Tuesday August 23, 2005
“You’re not enjoying this, are you?” Graham stated.
“No. You could say that. Don’t worry about us, though, we’re managing fine.”
“You need a break.”
“That I do.”
“Right. Leave it with me.”
A further council of war later in the day fixed it all, not the actual date, but close. Dolly and I are to pile into the little silver Ford and take ourselves off to Somerset some time in September for a week in a caravan at St Audries, Graham will move over temporarily from his little cabin, and we shall enjoy a pleasant reunion, breaking the long haul to the end of the season in mid-October. I’ve already secured a promise from a neighbour here to look after the house while I’m away.
Not just that but I am strictly instructed to take it easier on the house selling bit, to the extent of declaring one day a week when I am “not available” for viewings. Darn good idea, and it’ll lessen the load considerably.
“I think you should let up on the cleaning, too,” he said. “Won’t make any difference to a serious buyer anyway.”
“I’d already just about reached that conclusion myself,” I said. “Nice to have it confirmed.”
“Well, there you are then.”
And so I am. There, I mean. Wherever ‘there’ is. We discussed the whole thing rather more than this of course, and outlined several options to see us through.
Then I took myself out to the garden and cut grass under increasingly heavy skies. It could be that it’ll rain tomorrow and there was already a one-and-a-half bag load of growth. Several neighbours, hearing my electric mower start up, came out, looked up at the sky and decided I was right. Within half an hour it was like a street party out there, grass getting cut in all directions. We’re entering into the period now in late summer when I shall need to fit my grass cutting in with the weather. Electric mowers and wet grass do not mix.

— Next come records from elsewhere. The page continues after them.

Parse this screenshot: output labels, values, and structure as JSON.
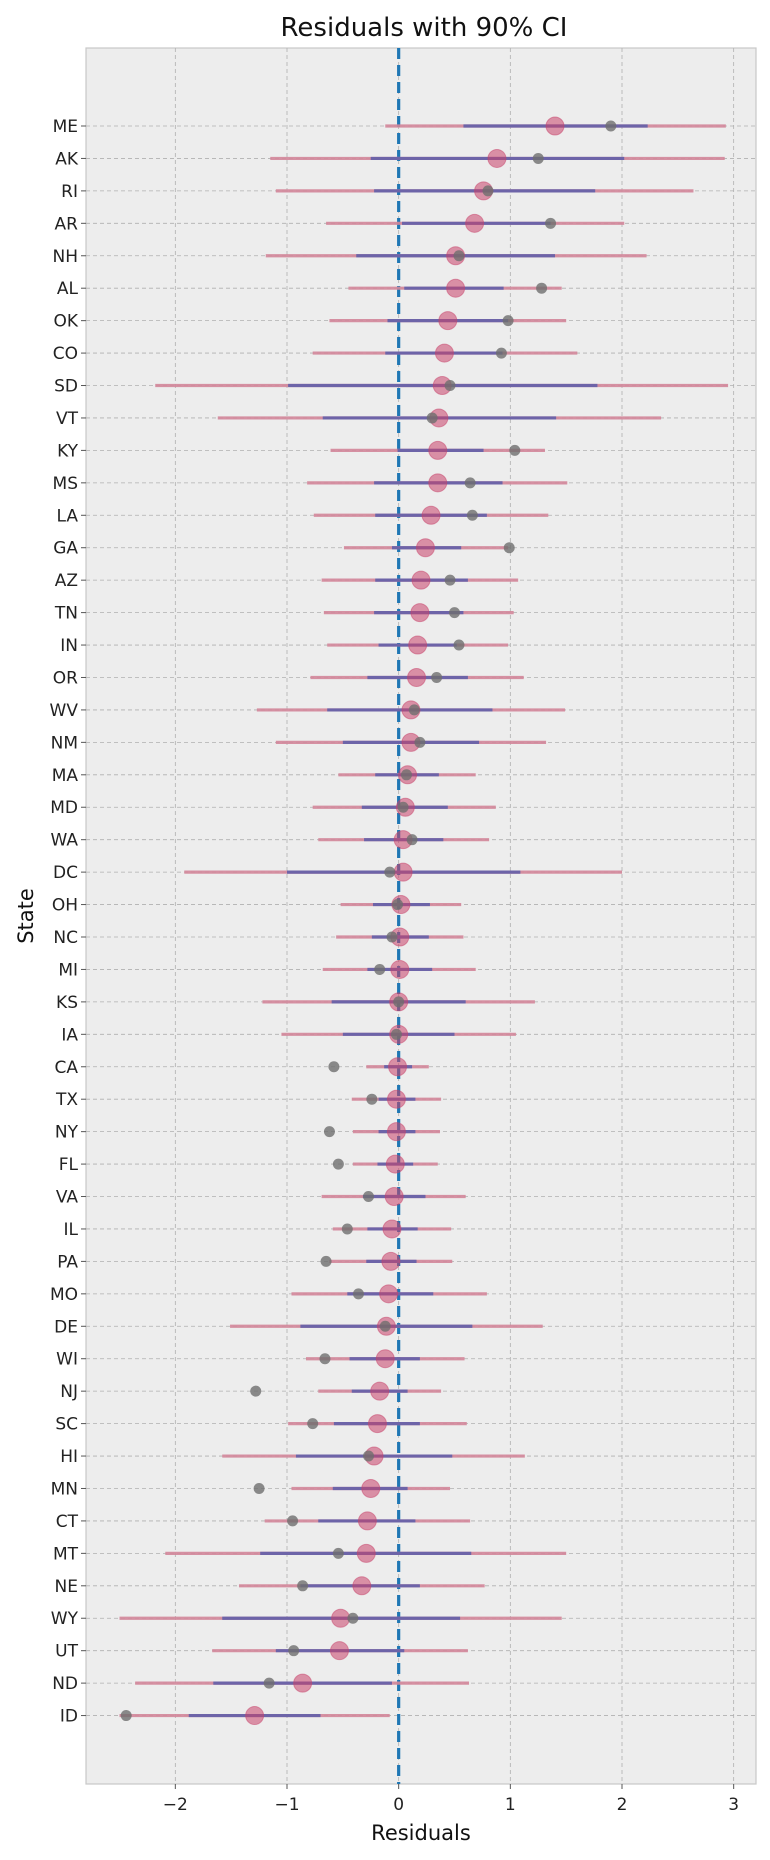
{
  "chart_data": {
    "type": "scatter",
    "title": "Residuals with 90% CI",
    "xlabel": "Residuals",
    "ylabel": "State",
    "xlim": [
      -2.8,
      3.2
    ],
    "xticks": [
      -2,
      -1,
      0,
      1,
      2,
      3
    ],
    "xtick_labels": [
      "−2",
      "−1",
      "0",
      "1",
      "2",
      "3"
    ],
    "grid": true,
    "reference_line": {
      "x": 0,
      "style": "dashed",
      "color": "#1f77b4"
    },
    "colors": {
      "background": "#ededed",
      "inner_ci": "#6d64a8",
      "outer_ci": "#d3879a",
      "estimate": "#c8426a",
      "observed": "#6e6e6e"
    },
    "series": [
      {
        "state": "ME",
        "estimate": 1.4,
        "observed": 1.9,
        "ci90": [
          -0.12,
          2.93
        ],
        "ci50": [
          0.58,
          2.23
        ]
      },
      {
        "state": "AK",
        "estimate": 0.88,
        "observed": 1.25,
        "ci90": [
          -1.15,
          2.92
        ],
        "ci50": [
          -0.25,
          2.02
        ]
      },
      {
        "state": "RI",
        "estimate": 0.76,
        "observed": 0.8,
        "ci90": [
          -1.1,
          2.64
        ],
        "ci50": [
          -0.22,
          1.76
        ]
      },
      {
        "state": "AR",
        "estimate": 0.68,
        "observed": 1.36,
        "ci90": [
          -0.65,
          2.02
        ],
        "ci50": [
          0.03,
          1.36
        ]
      },
      {
        "state": "NH",
        "estimate": 0.51,
        "observed": 0.54,
        "ci90": [
          -1.19,
          2.22
        ],
        "ci50": [
          -0.38,
          1.4
        ]
      },
      {
        "state": "AL",
        "estimate": 0.51,
        "observed": 1.28,
        "ci90": [
          -0.45,
          1.46
        ],
        "ci50": [
          0.05,
          0.94
        ]
      },
      {
        "state": "OK",
        "estimate": 0.44,
        "observed": 0.98,
        "ci90": [
          -0.62,
          1.5
        ],
        "ci50": [
          -0.1,
          0.98
        ]
      },
      {
        "state": "CO",
        "estimate": 0.41,
        "observed": 0.92,
        "ci90": [
          -0.77,
          1.6
        ],
        "ci50": [
          -0.12,
          0.93
        ]
      },
      {
        "state": "SD",
        "estimate": 0.39,
        "observed": 0.46,
        "ci90": [
          -2.18,
          2.95
        ],
        "ci50": [
          -0.99,
          1.78
        ]
      },
      {
        "state": "VT",
        "estimate": 0.36,
        "observed": 0.3,
        "ci90": [
          -1.62,
          2.35
        ],
        "ci50": [
          -0.68,
          1.41
        ]
      },
      {
        "state": "KY",
        "estimate": 0.35,
        "observed": 1.04,
        "ci90": [
          -0.61,
          1.31
        ],
        "ci50": [
          -0.01,
          0.76
        ]
      },
      {
        "state": "MS",
        "estimate": 0.35,
        "observed": 0.64,
        "ci90": [
          -0.82,
          1.51
        ],
        "ci50": [
          -0.22,
          0.93
        ]
      },
      {
        "state": "LA",
        "estimate": 0.29,
        "observed": 0.66,
        "ci90": [
          -0.76,
          1.34
        ],
        "ci50": [
          -0.21,
          0.79
        ]
      },
      {
        "state": "GA",
        "estimate": 0.24,
        "observed": 0.99,
        "ci90": [
          -0.49,
          0.98
        ],
        "ci50": [
          -0.06,
          0.56
        ]
      },
      {
        "state": "AZ",
        "estimate": 0.2,
        "observed": 0.46,
        "ci90": [
          -0.69,
          1.07
        ],
        "ci50": [
          -0.21,
          0.62
        ]
      },
      {
        "state": "TN",
        "estimate": 0.19,
        "observed": 0.5,
        "ci90": [
          -0.67,
          1.03
        ],
        "ci50": [
          -0.22,
          0.58
        ]
      },
      {
        "state": "IN",
        "estimate": 0.17,
        "observed": 0.54,
        "ci90": [
          -0.64,
          0.98
        ],
        "ci50": [
          -0.18,
          0.52
        ]
      },
      {
        "state": "OR",
        "estimate": 0.16,
        "observed": 0.34,
        "ci90": [
          -0.79,
          1.12
        ],
        "ci50": [
          -0.28,
          0.62
        ]
      },
      {
        "state": "WV",
        "estimate": 0.11,
        "observed": 0.14,
        "ci90": [
          -1.27,
          1.49
        ],
        "ci50": [
          -0.64,
          0.84
        ]
      },
      {
        "state": "NM",
        "estimate": 0.11,
        "observed": 0.19,
        "ci90": [
          -1.1,
          1.32
        ],
        "ci50": [
          -0.5,
          0.72
        ]
      },
      {
        "state": "MA",
        "estimate": 0.08,
        "observed": 0.07,
        "ci90": [
          -0.54,
          0.69
        ],
        "ci50": [
          -0.21,
          0.36
        ]
      },
      {
        "state": "MD",
        "estimate": 0.06,
        "observed": 0.04,
        "ci90": [
          -0.77,
          0.87
        ],
        "ci50": [
          -0.33,
          0.44
        ]
      },
      {
        "state": "WA",
        "estimate": 0.04,
        "observed": 0.12,
        "ci90": [
          -0.72,
          0.81
        ],
        "ci50": [
          -0.31,
          0.4
        ]
      },
      {
        "state": "DC",
        "estimate": 0.04,
        "observed": -0.08,
        "ci90": [
          -1.92,
          2.0
        ],
        "ci50": [
          -1.0,
          1.09
        ]
      },
      {
        "state": "OH",
        "estimate": 0.02,
        "observed": -0.01,
        "ci90": [
          -0.52,
          0.56
        ],
        "ci50": [
          -0.23,
          0.28
        ]
      },
      {
        "state": "NC",
        "estimate": 0.01,
        "observed": -0.06,
        "ci90": [
          -0.56,
          0.58
        ],
        "ci50": [
          -0.24,
          0.27
        ]
      },
      {
        "state": "MI",
        "estimate": 0.01,
        "observed": -0.17,
        "ci90": [
          -0.68,
          0.69
        ],
        "ci50": [
          -0.28,
          0.3
        ]
      },
      {
        "state": "KS",
        "estimate": 0.0,
        "observed": 0.0,
        "ci90": [
          -1.22,
          1.22
        ],
        "ci50": [
          -0.6,
          0.6
        ]
      },
      {
        "state": "IA",
        "estimate": 0.0,
        "observed": -0.02,
        "ci90": [
          -1.05,
          1.05
        ],
        "ci50": [
          -0.5,
          0.5
        ]
      },
      {
        "state": "CA",
        "estimate": -0.01,
        "observed": -0.58,
        "ci90": [
          -0.29,
          0.27
        ],
        "ci50": [
          -0.13,
          0.12
        ]
      },
      {
        "state": "TX",
        "estimate": -0.02,
        "observed": -0.24,
        "ci90": [
          -0.42,
          0.38
        ],
        "ci50": [
          -0.18,
          0.15
        ]
      },
      {
        "state": "NY",
        "estimate": -0.02,
        "observed": -0.62,
        "ci90": [
          -0.41,
          0.37
        ],
        "ci50": [
          -0.18,
          0.15
        ]
      },
      {
        "state": "FL",
        "estimate": -0.03,
        "observed": -0.54,
        "ci90": [
          -0.41,
          0.35
        ],
        "ci50": [
          -0.19,
          0.13
        ]
      },
      {
        "state": "VA",
        "estimate": -0.04,
        "observed": -0.27,
        "ci90": [
          -0.69,
          0.6
        ],
        "ci50": [
          -0.32,
          0.24
        ]
      },
      {
        "state": "IL",
        "estimate": -0.06,
        "observed": -0.46,
        "ci90": [
          -0.59,
          0.47
        ],
        "ci50": [
          -0.28,
          0.17
        ]
      },
      {
        "state": "PA",
        "estimate": -0.07,
        "observed": -0.65,
        "ci90": [
          -0.62,
          0.48
        ],
        "ci50": [
          -0.29,
          0.16
        ]
      },
      {
        "state": "MO",
        "estimate": -0.09,
        "observed": -0.36,
        "ci90": [
          -0.96,
          0.79
        ],
        "ci50": [
          -0.46,
          0.31
        ]
      },
      {
        "state": "DE",
        "estimate": -0.11,
        "observed": -0.12,
        "ci90": [
          -1.51,
          1.29
        ],
        "ci50": [
          -0.88,
          0.66
        ]
      },
      {
        "state": "WI",
        "estimate": -0.12,
        "observed": -0.66,
        "ci90": [
          -0.83,
          0.59
        ],
        "ci50": [
          -0.44,
          0.19
        ]
      },
      {
        "state": "NJ",
        "estimate": -0.17,
        "observed": -1.28,
        "ci90": [
          -0.72,
          0.38
        ],
        "ci50": [
          -0.42,
          0.08
        ]
      },
      {
        "state": "SC",
        "estimate": -0.19,
        "observed": -0.77,
        "ci90": [
          -0.99,
          0.61
        ],
        "ci50": [
          -0.58,
          0.19
        ]
      },
      {
        "state": "HI",
        "estimate": -0.22,
        "observed": -0.27,
        "ci90": [
          -1.58,
          1.13
        ],
        "ci50": [
          -0.92,
          0.48
        ]
      },
      {
        "state": "MN",
        "estimate": -0.25,
        "observed": -1.25,
        "ci90": [
          -0.96,
          0.46
        ],
        "ci50": [
          -0.59,
          0.08
        ]
      },
      {
        "state": "CT",
        "estimate": -0.28,
        "observed": -0.95,
        "ci90": [
          -1.2,
          0.64
        ],
        "ci50": [
          -0.72,
          0.15
        ]
      },
      {
        "state": "MT",
        "estimate": -0.29,
        "observed": -0.54,
        "ci90": [
          -2.09,
          1.5
        ],
        "ci50": [
          -1.24,
          0.65
        ]
      },
      {
        "state": "NE",
        "estimate": -0.33,
        "observed": -0.86,
        "ci90": [
          -1.43,
          0.77
        ],
        "ci50": [
          -0.88,
          0.19
        ]
      },
      {
        "state": "WY",
        "estimate": -0.52,
        "observed": -0.41,
        "ci90": [
          -2.5,
          1.46
        ],
        "ci50": [
          -1.58,
          0.55
        ]
      },
      {
        "state": "UT",
        "estimate": -0.53,
        "observed": -0.94,
        "ci90": [
          -1.67,
          0.62
        ],
        "ci50": [
          -1.1,
          0.05
        ]
      },
      {
        "state": "ND",
        "estimate": -0.86,
        "observed": -1.16,
        "ci90": [
          -2.36,
          0.63
        ],
        "ci50": [
          -1.66,
          -0.06
        ]
      },
      {
        "state": "ID",
        "estimate": -1.29,
        "observed": -2.44,
        "ci90": [
          -2.5,
          -0.08
        ],
        "ci50": [
          -1.88,
          -0.7
        ]
      }
    ]
  }
}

Job done, mower cleaned and the cuttings neatly bagged up ready to go out with the trash on Thursday, I sat down outside the kitchen door to cool off. A new generation baby rabbit has turned up and taken temporary residence in the long bed opposite the kitchen and he poked his head out to look at me solemnly, then returned to his task of dead-heading petunias, showing every sign of appreciation. Good company, and I don’t grudge him a few tired blooms. He doesn’t seem too interested in the stuff that’s coming into new bloom now. I left the side gate hitched back so’s he can go back to the field when he’s had enough of a floral diet.
Of course there’s the increased likelihood of Murphy’s Law cutting in now, with some earnest buyer turning up and making our little Somerset holiday impossible. Would I complain about that? Well, of course I wouldn’t. Not a lot, anyway.